Jean Asselborn criticised the Czech election winner Andrej Babiš for his anti-refugee statements Sébastien Goossens

Asselborn said he did not understand how the Czech Republic could be against taking on refugees.

The Tagesspiegel reported that Asselborn criticised Babiš’ position on the refugee policy:

“I don’t understand how a potential future prime minister from the Czech Republic, the country of Charta 77 by Vaclav Havel, declares to the world in his first statement that his country will not take on a single refugee.”

He added:

“In 1968 many EU countries, including Luxembourg, were proud to give refugees from former Czechoslovakia the chance for a new life.”

After the crackdown of the Prague Spring in August 1968, more than 80,000 Czechoslovakians fled to the West.

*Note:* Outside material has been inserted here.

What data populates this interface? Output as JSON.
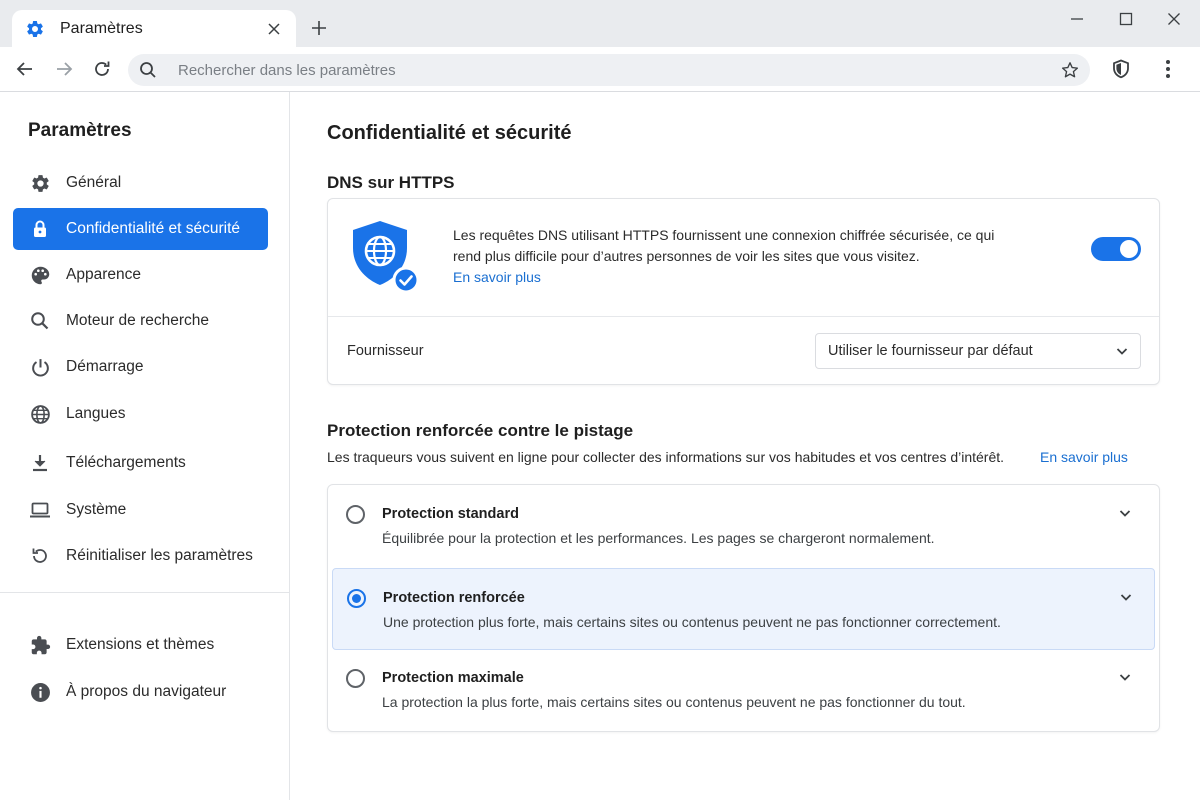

Czech elections bring it closer to Hungary and Poland

The Czech Republic voted 9 political parties into parliament. The biggest winner was the populist Ano (Yes) with 29.6%, the Civic Democratic Party followed with 11.3%, the Czech Pirate Party with 10.8%, while the radical right party Freedom and Free Democracy Party (SPD) reached 10.6%. The communist KSCM had a disappointing result with 7.8% and the Social Democrats (CSSD) got 7.3%.

The businessman Andrej Babiš, who was the finance minister in the previous government, launched Ano, which is a populist grouping built around opposition to traditional political elites.

Jan Rovny, an Assistant Professor at Sciences Po, describes the party as follows:

“ANO is more of a pure populist party which is hard to pin down to any stable position or political label at all. The election programme contained a good number of specific proposals, such as building roads, or cutting taxes on specific goods, such as beer, or services, such as hair cuts. But ANO deliberately avoids the traditional party function of issue aggregation. It provides no clear indication of its general political leaning or identity.”

On the European union, he argues that:

“Although the pre-election programme of ANO appears to be explicitly pro-European, Babiš has opposed the adoption of the euro, denounced EU migrant quotas, and generally criticised European integration using discourse that is all too reminiscent of the radical right. ANO’s key catch concept of 'pragmatism’ seems to boil down to a striking and explicit absence of any ideology, suggesting that it is primarily a political arm of Babiš’s business empire, making it more like a Ukrainian, rather than a central European style party.”

Rovny added that

“The parties represented in parliament are thus going to differ more on cultural issues, migration, the approach to Czech sovereignty, and related views on European integration. This is likely to pivot political competition in the Polish and Hungarian direction.”